Han sentiu uma pontada de ciúmes, mas lembrou a si mesmo que houve
algumas garotas no seu passado. Mais do que algumas, na verdade...
– Estávamos prestes a noivar quando eu o peguei no flagra com outra garota.
Então terminei tudo. Mamãe ficou furiosa comigo por acabar com Dael. Ele era
de uma das famílias mais ricas de Corellia, e ela já tinha começado a planejar o
casamento. – Bria suspirou. – Ela me mandou procurar Dael e pedir desculpas,
fazer ele me aceitar de volta. Pela primeira vez na minha vida, eu lhe disse
“não”.
– Sua mãe parece uma mulher muito... determinada – comentou Han
cautelosamente.
– Determinada não é palavra. Mamãe tinha me empurrado para cima de Dael
desde que éramos colegas de escola, e eu nunca tive coragem de dizer a ela que
eu nem gostava muito dele. É engraçado – seus olhos azuis esverdeados ficaram
úmidos –, eu não queria muito Dael, mas quando eu soube que ele andava
ficando com outra mulher pelas minhas costas, me senti traída e com o coração
partido. As pessoas são estranhas, não são?
Han concordou com a cabeça.
– Continue – encorajou.
– Bem, foi por volta dessa época que eu ouvi que um missionário Ylesiano
estava promovendo reuniões. Eu estava me sentindo muito mal comigo mesma,
porque sabia que simplesmente não conseguia fazer nada direito. Isolada, sabe?

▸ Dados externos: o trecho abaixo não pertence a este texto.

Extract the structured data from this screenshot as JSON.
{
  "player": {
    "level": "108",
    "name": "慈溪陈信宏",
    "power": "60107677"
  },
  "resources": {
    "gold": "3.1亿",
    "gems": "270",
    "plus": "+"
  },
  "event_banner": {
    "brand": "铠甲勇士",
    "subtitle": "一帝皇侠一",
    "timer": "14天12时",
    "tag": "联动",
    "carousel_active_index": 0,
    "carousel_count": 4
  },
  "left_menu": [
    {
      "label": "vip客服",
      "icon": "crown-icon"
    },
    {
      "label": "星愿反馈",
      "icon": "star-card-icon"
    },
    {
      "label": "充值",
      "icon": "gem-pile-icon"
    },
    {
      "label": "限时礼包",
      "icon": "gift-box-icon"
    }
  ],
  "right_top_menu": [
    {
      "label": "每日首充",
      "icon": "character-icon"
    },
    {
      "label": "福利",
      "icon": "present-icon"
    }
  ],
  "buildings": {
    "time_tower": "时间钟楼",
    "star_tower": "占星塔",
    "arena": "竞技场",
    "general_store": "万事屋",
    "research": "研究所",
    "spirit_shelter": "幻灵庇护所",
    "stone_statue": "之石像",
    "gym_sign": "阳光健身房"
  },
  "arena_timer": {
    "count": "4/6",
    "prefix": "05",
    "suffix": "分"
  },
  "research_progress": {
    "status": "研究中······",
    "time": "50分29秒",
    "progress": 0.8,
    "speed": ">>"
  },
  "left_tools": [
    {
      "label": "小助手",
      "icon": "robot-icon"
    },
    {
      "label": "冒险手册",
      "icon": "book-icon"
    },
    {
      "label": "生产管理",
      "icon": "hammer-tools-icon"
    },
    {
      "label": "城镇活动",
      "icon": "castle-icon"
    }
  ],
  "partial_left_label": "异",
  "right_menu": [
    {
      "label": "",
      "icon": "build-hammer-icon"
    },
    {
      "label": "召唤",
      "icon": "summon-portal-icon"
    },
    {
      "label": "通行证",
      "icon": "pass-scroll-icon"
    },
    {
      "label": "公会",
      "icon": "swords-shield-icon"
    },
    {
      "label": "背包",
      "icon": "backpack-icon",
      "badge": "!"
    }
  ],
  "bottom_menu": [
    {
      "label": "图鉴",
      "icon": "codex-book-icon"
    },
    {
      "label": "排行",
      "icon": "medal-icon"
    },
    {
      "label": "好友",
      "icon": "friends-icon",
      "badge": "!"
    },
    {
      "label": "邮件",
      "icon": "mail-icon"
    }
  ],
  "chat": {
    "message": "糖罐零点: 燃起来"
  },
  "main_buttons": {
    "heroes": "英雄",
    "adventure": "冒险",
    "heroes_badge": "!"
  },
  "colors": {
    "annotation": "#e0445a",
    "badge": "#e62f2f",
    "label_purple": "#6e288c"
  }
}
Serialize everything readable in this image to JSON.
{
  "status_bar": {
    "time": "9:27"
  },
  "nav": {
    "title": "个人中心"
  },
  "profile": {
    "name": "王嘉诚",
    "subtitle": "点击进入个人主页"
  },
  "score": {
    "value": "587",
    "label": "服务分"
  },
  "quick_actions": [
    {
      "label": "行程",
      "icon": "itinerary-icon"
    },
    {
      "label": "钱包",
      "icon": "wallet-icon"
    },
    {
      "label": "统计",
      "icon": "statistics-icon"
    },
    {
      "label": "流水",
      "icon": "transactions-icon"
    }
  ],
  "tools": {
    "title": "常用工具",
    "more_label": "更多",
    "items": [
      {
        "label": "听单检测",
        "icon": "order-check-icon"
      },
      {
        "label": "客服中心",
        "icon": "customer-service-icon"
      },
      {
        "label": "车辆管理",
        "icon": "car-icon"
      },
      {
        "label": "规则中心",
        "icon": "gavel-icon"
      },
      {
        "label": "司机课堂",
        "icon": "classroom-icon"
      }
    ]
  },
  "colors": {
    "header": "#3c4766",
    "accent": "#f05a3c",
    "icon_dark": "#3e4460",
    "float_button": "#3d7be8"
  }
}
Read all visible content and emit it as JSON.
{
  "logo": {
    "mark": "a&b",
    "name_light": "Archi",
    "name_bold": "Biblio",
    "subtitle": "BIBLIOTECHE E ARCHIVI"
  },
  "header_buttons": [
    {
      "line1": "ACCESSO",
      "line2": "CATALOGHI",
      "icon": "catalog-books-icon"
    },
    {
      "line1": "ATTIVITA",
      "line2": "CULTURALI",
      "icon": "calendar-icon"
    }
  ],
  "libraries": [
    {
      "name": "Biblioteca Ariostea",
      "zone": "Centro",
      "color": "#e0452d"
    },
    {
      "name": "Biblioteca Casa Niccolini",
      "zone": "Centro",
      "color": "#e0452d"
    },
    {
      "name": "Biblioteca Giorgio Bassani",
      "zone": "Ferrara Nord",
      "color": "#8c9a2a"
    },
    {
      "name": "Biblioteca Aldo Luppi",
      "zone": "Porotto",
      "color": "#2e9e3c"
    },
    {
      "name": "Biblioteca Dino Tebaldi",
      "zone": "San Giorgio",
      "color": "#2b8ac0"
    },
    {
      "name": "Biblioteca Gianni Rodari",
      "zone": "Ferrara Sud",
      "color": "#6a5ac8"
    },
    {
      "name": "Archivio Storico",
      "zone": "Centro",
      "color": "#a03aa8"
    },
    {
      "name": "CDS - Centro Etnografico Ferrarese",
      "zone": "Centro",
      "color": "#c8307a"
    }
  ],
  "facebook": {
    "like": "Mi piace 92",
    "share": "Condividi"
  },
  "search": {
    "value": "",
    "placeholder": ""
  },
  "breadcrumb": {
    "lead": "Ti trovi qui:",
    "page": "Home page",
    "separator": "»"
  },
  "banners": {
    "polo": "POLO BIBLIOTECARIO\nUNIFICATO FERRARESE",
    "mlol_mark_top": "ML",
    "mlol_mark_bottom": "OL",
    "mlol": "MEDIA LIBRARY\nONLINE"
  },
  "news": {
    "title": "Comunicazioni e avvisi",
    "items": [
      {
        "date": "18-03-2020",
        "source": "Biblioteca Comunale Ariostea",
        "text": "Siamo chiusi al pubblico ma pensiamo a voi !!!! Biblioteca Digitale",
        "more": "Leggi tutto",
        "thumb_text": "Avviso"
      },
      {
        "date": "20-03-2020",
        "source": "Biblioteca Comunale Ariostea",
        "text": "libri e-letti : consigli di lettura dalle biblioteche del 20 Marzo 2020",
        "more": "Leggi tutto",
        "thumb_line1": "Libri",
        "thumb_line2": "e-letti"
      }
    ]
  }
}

Separada de todo mundo. Então eu fui à reunião. O sacerdote Ylesiano encerrou
o serviço com alguns poucos segundos de Exultação... e aquilo me fez me sentir
tão bem . Como se o meu lugar fosse com aquelas pessoas. Então eu vendi
minhas joias, fugi de casa e peguei a próxima nave para Ylesia.
Ela sorriu melancólica.
– Então essa é minha história. Voltando ao assunto em questão, o que você
acha que eu deveria fazer para manter o pobre e velho Ganar Tos à distância?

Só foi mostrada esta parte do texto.